Fear of floods grips China earthquake area

EARTHQUAKE IN CHINA

The search for survivors five days after the 7.9 quake is halted in one valley near the epicenter as authorities warn that water from a choked river might overrun the area.

BEICHUAN, CHINA — The orange-suited emergency workers had just pulled someone out of the rubble alive today when a chilling cry reverberated between the tilting high-rises, the toppled construction cranes and the market littered with bodies: The valley was about to flood.

In a panic, thousands of soldiers, earthquake survivors and aid workers raced headlong for the hills, some helping babies and old people negotiate a mountain of jagged debris. "Move it!" yelled one commander. "Don't worry about your equipment -- just get to higher ground," barked another.

Authorities issued the warning to evacuate Beichuan, fearing that water from a choked river might overrun this obliterated town near the epicenter of Monday's magnitude 7.9 quake. The official New China News Agency reported that a lake created by earthquake landslides "may burst its banks at any time."

"I don't want to die," one survivor cried out, kneeling in terror on a rubble pile, his head repeatedly touching the ground in prayer.

The government in Beijing has been playing down the threat of another disaster as it works overtime to reassure the public.
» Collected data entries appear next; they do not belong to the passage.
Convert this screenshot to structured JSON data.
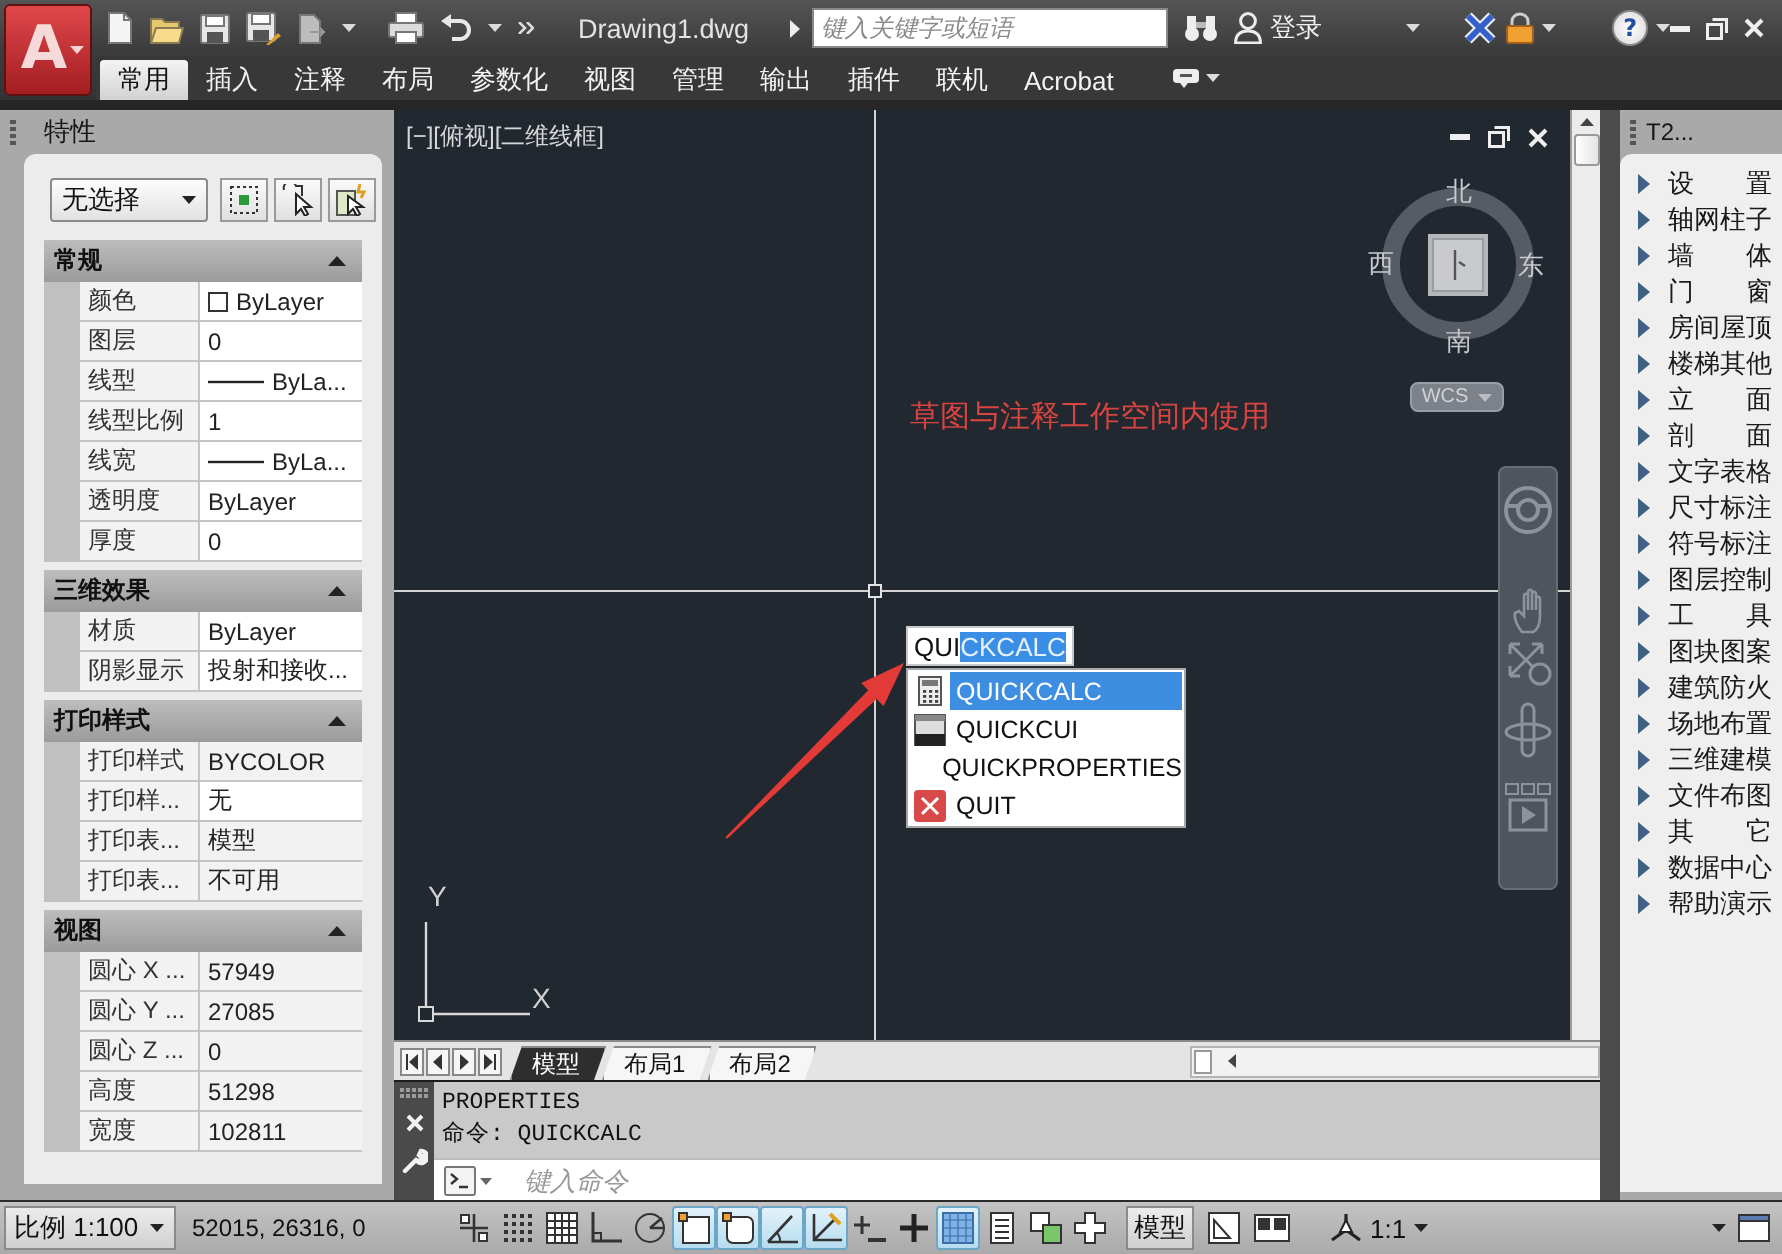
{
  "app_menu": {
    "logo": "A"
  },
  "title_bar": {
    "document": "Drawing1.dwg",
    "search_placeholder": "键入关键字或短语",
    "sign_in": "登录",
    "help": "?"
  },
  "ribbon_tabs": [
    {
      "label": "常用",
      "selected": true
    },
    {
      "label": "插入",
      "selected": false
    },
    {
      "label": "注释",
      "selected": false
    },
    {
      "label": "布局",
      "selected": false
    },
    {
      "label": "参数化",
      "selected": false
    },
    {
      "label": "视图",
      "selected": false
    },
    {
      "label": "管理",
      "selected": false
    },
    {
      "label": "输出",
      "selected": false
    },
    {
      "label": "插件",
      "selected": false
    },
    {
      "label": "联机",
      "selected": false
    },
    {
      "label": "Acrobat",
      "selected": false
    }
  ],
  "properties": {
    "title": "特性",
    "selection": "无选择",
    "sections": [
      {
        "title": "常规",
        "expanded": true,
        "rows": [
          {
            "label": "颜色",
            "value": "ByLayer",
            "kind": "color",
            "editable": true
          },
          {
            "label": "图层",
            "value": "0",
            "kind": "text",
            "editable": true
          },
          {
            "label": "线型",
            "value": "ByLa...",
            "kind": "line",
            "editable": true
          },
          {
            "label": "线型比例",
            "value": "1",
            "kind": "text",
            "editable": true
          },
          {
            "label": "线宽",
            "value": "ByLa...",
            "kind": "line",
            "editable": true
          },
          {
            "label": "透明度",
            "value": "ByLayer",
            "kind": "text",
            "editable": true
          },
          {
            "label": "厚度",
            "value": "0",
            "kind": "text",
            "editable": true
          }
        ]
      },
      {
        "title": "三维效果",
        "expanded": true,
        "rows": [
          {
            "label": "材质",
            "value": "ByLayer",
            "kind": "text",
            "editable": true
          },
          {
            "label": "阴影显示",
            "value": "投射和接收...",
            "kind": "text",
            "editable": true
          }
        ]
      },
      {
        "title": "打印样式",
        "expanded": true,
        "rows": [
          {
            "label": "打印样式",
            "value": "BYCOLOR",
            "kind": "text",
            "editable": false
          },
          {
            "label": "打印样...",
            "value": "无",
            "kind": "text",
            "editable": true
          },
          {
            "label": "打印表...",
            "value": "模型",
            "kind": "text",
            "editable": false
          },
          {
            "label": "打印表...",
            "value": "不可用",
            "kind": "text",
            "editable": false
          }
        ]
      },
      {
        "title": "视图",
        "expanded": true,
        "rows": [
          {
            "label": "圆心 X ...",
            "value": "57949",
            "kind": "text",
            "editable": false
          },
          {
            "label": "圆心 Y ...",
            "value": "27085",
            "kind": "text",
            "editable": false
          },
          {
            "label": "圆心 Z ...",
            "value": "0",
            "kind": "text",
            "editable": false
          },
          {
            "label": "高度",
            "value": "51298",
            "kind": "text",
            "editable": false
          },
          {
            "label": "宽度",
            "value": "102811",
            "kind": "text",
            "editable": false
          }
        ]
      }
    ]
  },
  "drawing": {
    "viewport_label": "[−][俯视][二维线框]",
    "note": "草图与注释工作空间内使用",
    "viewcube": {
      "north": "北",
      "south": "南",
      "west": "西",
      "east": "东",
      "ucs_menu": "WCS"
    },
    "ucs": {
      "x_axis": "X",
      "y_axis": "Y"
    },
    "command_entry": {
      "typed": "QUI",
      "completion": "CKCALC"
    },
    "suggestions": [
      {
        "label": "QUICKCALC",
        "kind": "calculator",
        "selected": true
      },
      {
        "label": "QUICKCUI",
        "kind": "cui",
        "selected": false
      },
      {
        "label": "QUICKPROPERTIES",
        "kind": "none",
        "selected": false
      },
      {
        "label": "QUIT",
        "kind": "quit",
        "selected": false
      }
    ]
  },
  "layout_tabs": [
    {
      "label": "模型",
      "selected": true
    },
    {
      "label": "布局1",
      "selected": false
    },
    {
      "label": "布局2",
      "selected": false
    }
  ],
  "command_line": {
    "history": [
      "PROPERTIES",
      "命令: QUICKCALC"
    ],
    "placeholder": "键入命令"
  },
  "tool_palette": {
    "title": "T2...",
    "items": [
      "设 置",
      "轴网柱子",
      "墙 体",
      "门 窗",
      "房间屋顶",
      "楼梯其他",
      "立 面",
      "剖 面",
      "文字表格",
      "尺寸标注",
      "符号标注",
      "图层控制",
      "工 具",
      "图块图案",
      "建筑防火",
      "场地布置",
      "三维建模",
      "文件布图",
      "其 它",
      "数据中心",
      "帮助演示"
    ]
  },
  "status_bar": {
    "scale": "比例 1:100",
    "coordinates": "52015, 26316, 0",
    "toggles": [
      {
        "kind": "infer",
        "on": false
      },
      {
        "kind": "snap",
        "on": false
      },
      {
        "kind": "grid",
        "on": false
      },
      {
        "kind": "ortho",
        "on": false
      },
      {
        "kind": "polar",
        "on": false
      },
      {
        "kind": "osnap",
        "on": true
      },
      {
        "kind": "osnap3d",
        "on": true
      },
      {
        "kind": "otrack",
        "on": true
      },
      {
        "kind": "ducs",
        "on": true
      },
      {
        "kind": "dyn",
        "on": false
      },
      {
        "kind": "lweight",
        "on": false
      },
      {
        "kind": "transparency",
        "on": true
      },
      {
        "kind": "qp",
        "on": false
      },
      {
        "kind": "sc",
        "on": false
      },
      {
        "kind": "am",
        "on": false
      }
    ],
    "space": "模型",
    "annotation_scale": "1:1"
  }
}
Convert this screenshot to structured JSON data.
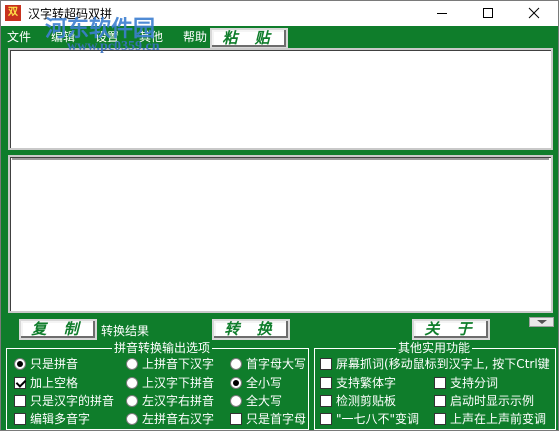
{
  "window": {
    "title": "汉字转超码双拼",
    "icon_glyph": "双",
    "icon_name": "app-icon"
  },
  "menu": {
    "items": [
      "文件",
      "编辑",
      "设置",
      "其他",
      "帮助"
    ]
  },
  "watermark": {
    "line1": "河东软件园",
    "line2": "www.pc0359.cn"
  },
  "toolbar": {
    "paste_label": "粘 贴"
  },
  "input_text": "",
  "output_text": "",
  "actions": {
    "copy_label": "复 制",
    "result_label": "转换结果",
    "convert_label": "转 换",
    "close_label": "关 于"
  },
  "pinyin_group": {
    "title": "拼音转换输出选项",
    "options": [
      {
        "label": "只是拼音",
        "type": "radio",
        "checked": true
      },
      {
        "label": "加上空格",
        "type": "check",
        "checked": true
      },
      {
        "label": "只是汉字的拼音",
        "type": "check",
        "checked": false
      },
      {
        "label": "编辑多音字",
        "type": "check",
        "checked": false
      },
      {
        "label": "上拼音下汉字",
        "type": "radio",
        "checked": false
      },
      {
        "label": "上汉字下拼音",
        "type": "radio",
        "checked": false
      },
      {
        "label": "左汉字右拼音",
        "type": "radio",
        "checked": false
      },
      {
        "label": "左拼音右汉字",
        "type": "radio",
        "checked": false
      },
      {
        "label": "首字母大写",
        "type": "radio",
        "checked": false
      },
      {
        "label": "全小写",
        "type": "radio",
        "checked": true
      },
      {
        "label": "全大写",
        "type": "radio",
        "checked": false
      },
      {
        "label": "只是首字母",
        "type": "check",
        "checked": false
      }
    ]
  },
  "other_group": {
    "title": "其他实用功能",
    "options": [
      {
        "label": "屏幕抓词(移动鼠标到汉字上, 按下Ctrl键",
        "checked": false
      },
      {
        "label": "支持繁体字",
        "checked": false
      },
      {
        "label": "检测剪贴板",
        "checked": false
      },
      {
        "label": "\"一七八不\"变调",
        "checked": false
      },
      {
        "label": "支持分词",
        "checked": false
      },
      {
        "label": "启动时显示示例",
        "checked": false
      },
      {
        "label": "上声在上声前变调",
        "checked": false
      }
    ]
  },
  "colors": {
    "window_bg": "#0f7d2b",
    "button_text": "#0f7d2b",
    "watermark": "#3d7fd1",
    "app_icon": "#c8321e"
  }
}
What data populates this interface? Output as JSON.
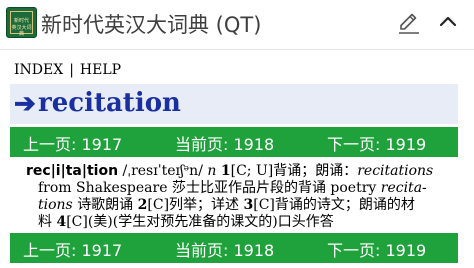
{
  "app": {
    "icon_text": [
      "新时代",
      "英汉大词典"
    ],
    "title": "新时代英汉大词典 (QT)"
  },
  "nav": {
    "index": "INDEX",
    "separator": "|",
    "help": "HELP"
  },
  "headword": {
    "arrow": "➔",
    "word": "recitation"
  },
  "pager": {
    "prev": "上一页: 1917",
    "current": "当前页: 1918",
    "next": "下一页: 1919"
  },
  "entry": {
    "syllables": "rec|i|ta|tion",
    "pronunciation": "/ˌresɪˈteɪʃᵊn/",
    "pos": "n",
    "sense1_num": "1",
    "sense1_label": "[C; U]",
    "sense1_def": "背诵；朗诵：",
    "ex1_it_a": "recitations",
    "ex1_rm_a": "from Shakespeare 莎士比亚作品片段的背诵 poetry",
    "ex1_it_b": "recita-",
    "ex1_it_c": "tions",
    "ex1_rm_b": "诗歌朗诵",
    "sense2_num": "2",
    "sense2_label": "[C]",
    "sense2_def": "列举；详述",
    "sense3_num": "3",
    "sense3_label": "[C]",
    "sense3_def": "背诵的诗文；朗诵的材",
    "sense3_def_b": "料",
    "sense4_num": "4",
    "sense4_label": "[C]",
    "sense4_def": "(美)(学生对预先准备的课文的)口头作答"
  }
}
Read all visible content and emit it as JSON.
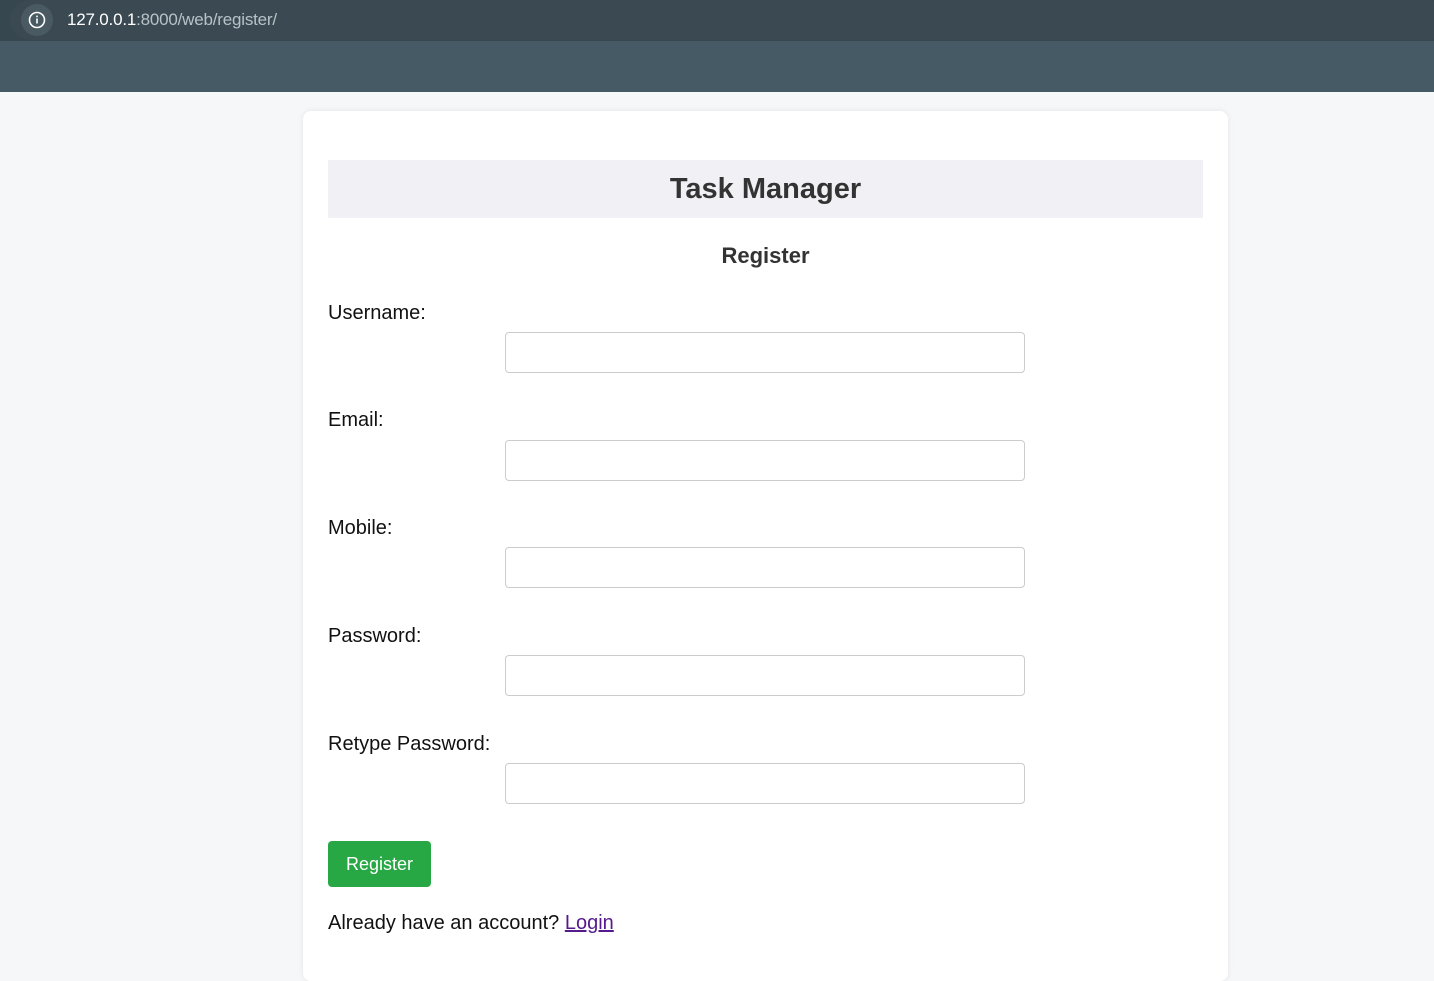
{
  "browser": {
    "url_host": "127.0.0.1",
    "url_rest": ":8000/web/register/"
  },
  "page": {
    "title": "Task Manager",
    "subtitle": "Register"
  },
  "form": {
    "username_label": "Username:",
    "email_label": "Email:",
    "mobile_label": "Mobile:",
    "password_label": "Password:",
    "retype_password_label": "Retype Password:",
    "username_value": "",
    "email_value": "",
    "mobile_value": "",
    "password_value": "",
    "retype_password_value": "",
    "submit_label": "Register"
  },
  "footer": {
    "prompt": "Already have an account? ",
    "login_link": "Login"
  },
  "colors": {
    "accent_button": "#28a745",
    "visited_link": "#551a8b",
    "browser_toolbar": "#455a64"
  },
  "icons": {
    "site_info": "info-icon"
  }
}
But the warning today underscored how jittery people's nerves still were, given the threat of aftershocks and the risk that flooding in this mountainous area could claim more lives.

The confirmed death toll today rose to 28,881, Cabinet spokesman Guo Weimin said, with 10,600 still buried in Sichuan province. In other developments, two U.S. Air Force cargo planes were expected to arrive Sunday in Sichuan from Hawaii and Alaska loaded with tents, blankets, food and generators, the first aid flight from the United States.

Hardly a single building has been left untouched in Beichuan, located in a valley with steep mountains on both sides. All the police stations and prisons were destroyed; all six of the city's deputy mayors are missing or dead; and most of its 30,000 residents appear to have been buried or fled.

Ten-story buildings teeter at odd angles, some supported by the debris from buildings that collapsed beside them, while a five-square-block area in the center of town is a massive rubble field that has buried streets and other landmarks.

"I can't recognize any street," said Ma Zizhang, 60, looking for his missing younger brother Ma Ziyuan. "I was born here and have lived here for decades, but none of this makes sense. What's happened is madness."